Antihistamines and related drugs
A lot of asthma is caused by allergic reactions. Antihistamines (such as diphenhydramines, trade name Benadryl, loratidine, and certizine) reduce allergic reactions. So why aren’t these common and reasonably safe drugs normally used for asthma? Because they’re not the most efficient choice. However, the best drugs for asthma are prescription medications, and therefore difficult to stockpile against emergency. However, the antihistamines are known to be helpful as part of asthma therapy4. Half a loaf might be better than none. Those drugs are found in all my med kits anyway, as they’re useful in many settings.
This option goes last, because it’s one of those two-edged swords. On one hand, when the air is very dry (common in winter), this irritates the lining of the respiratory tract and can trigger asthma. Have you noticed how exerting in the cold triggers coughing? It’s the same reaction. Keeping the air more humid can both reduce the irritation and make the respiratory mucous thinner so it recycles as it’s supposed to; and the Mayo clinic recommends the practice. The flip side is that one has to be careful about the method. Using electric humidifiers without proper cleaning can promote mold growth, and that triggers asthma in some people. Cleaning them with potentially lung-irritating chemicals that put residues in the air is a surprisingly common mistake as well.
On the up side, this method is dead easy to employ even when using emergency-style heating such as fireplaces or propane heaters (ventilate carefully please!). A shallow dish of water set near the heat source and replaced often to discourage molds and such does the trick nicely.
Are any or all of these options optimal? Nope. Still, when times get tough you do what you can; and it’s best to be armed with both the preps and the knowledge.

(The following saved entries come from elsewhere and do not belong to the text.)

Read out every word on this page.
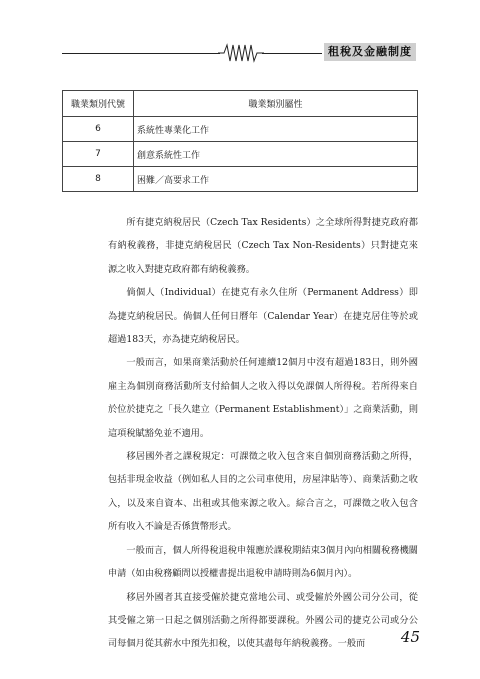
租稅及金融制度
職業類別代號	職業類別屬性
6	系統性專業化工作
7	創意系統性工作
8	困難／高要求工作

所有捷克納稅居民（Czech Tax Residents）之全球所得對捷克政府都有納稅義務，非捷克納稅居民（Czech Tax Non-Residents）只對捷克來源之收入對捷克政府都有納稅義務。

倘個人（Individual）在捷克有永久住所（Permanent Address）即為捷克納稅居民。倘個人任何日曆年（Calendar Year）在捷克居住等於或超過183天，亦為捷克納稅居民。

一般而言，如果商業活動於任何連續12個月中沒有超過183日，則外國雇主為個別商務活動所支付給個人之收入得以免課個人所得稅。若所得來自於位於捷克之「長久建立（Permanent Establishment）」之商業活動，則這項稅賦豁免並不適用。

移居國外者之課稅規定：可課徵之收入包含來自個別商務活動之所得，包括非現金收益（例如私人目的之公司車使用，房屋津貼等）、商業活動之收入，以及來自資本、出租或其他來源之收入。綜合言之，可課徵之收入包含所有收入不論是否係貨幣形式。

一般而言，個人所得稅退稅申報應於課稅期結束3個月內向相關稅務機關申請（如由稅務顧問以授權書提出退稅申請時則為6個月內）。

移居外國者其直接受僱於捷克當地公司、或受僱於外國公司分公司，從其受僱之第一日起之個別活動之所得都要課稅。外國公司的捷克公司或分公司每個月從其薪水中預先扣稅，以使其盡每年納稅義務。一般而	45
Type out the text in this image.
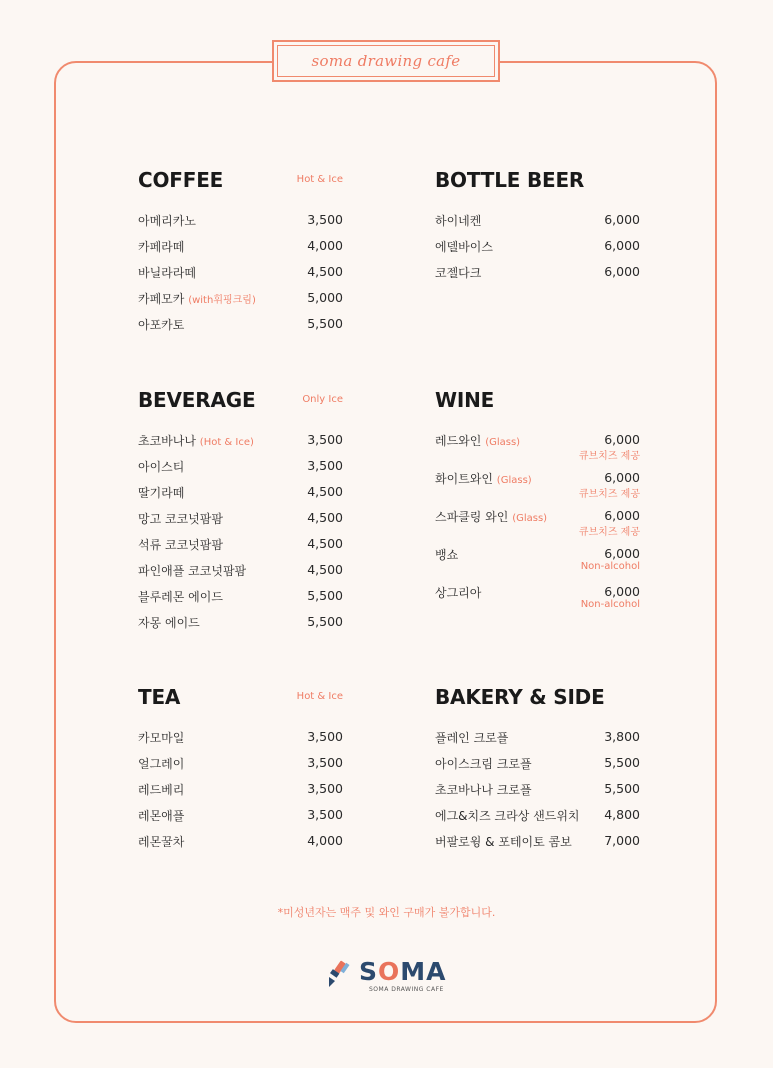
soma drawing cafe
COFFEE	Hot & Ice
아메리카노	3,500
카페라떼	4,000
바닐라라떼	4,500
카페모카 (with휘핑크림)	5,000
아포카토	5,500
BOTTLE BEER
하이네켄	6,000
에델바이스	6,000
코젤다크	6,000
BEVERAGE	Only Ice
초코바나나 (Hot & Ice)	3,500
아이스티	3,500
딸기라떼	4,500
망고 코코넛팜팜	4,500
석류 코코넛팜팜	4,500
파인애플 코코넛팜팜	4,500
블루레몬 에이드	5,500
자몽 에이드	5,500
WINE
레드와인 (Glass)	6,000
큐브치즈 제공
화이트와인 (Glass)	6,000
큐브치즈 제공
스파클링 와인 (Glass)	6,000
큐브치즈 제공
뱅쇼	6,000
Non-alcohol
상그리아	6,000
Non-alcohol
TEA	Hot & Ice
카모마일	3,500
얼그레이	3,500
레드베리	3,500
레몬애플	3,500
레몬꿀차	4,000
BAKERY & SIDE
플레인 크로플	3,800
아이스크림 크로플	5,500
초코바나나 크로플	5,500
에그&치즈 크라상 샌드위치 4,800
버팔로윙 & 포테이토 콤보	7,000
*미성년자는 맥주 및 와인 구매가 불가합니다.
SOMA
SOMA DRAWING CAFE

1Mike Thomas, Anne Bruton. Breathe 2014 10: 312-322; DOI: 10.1183/20734735.008414
2Bruton A, Kirby S, Arden-Close E, et al. The BREATHE study: Breathing REtraining for Asthma: Trial of Home Exercises. A protocol summary of a randomised controlled trial. Prim Care Respir J 2013; 22: PS1–PS7.
3 By Cornelius383 (Own work) [CC BY-SA 3.0 (http://creativecommons.org/licenses/by-sa/3.0)], via Wikimedia Commons
4Walsh, Gary. Second Generation Histamines in Asthma Therapy. Am J Resp Med 2002; 1(1):27-34.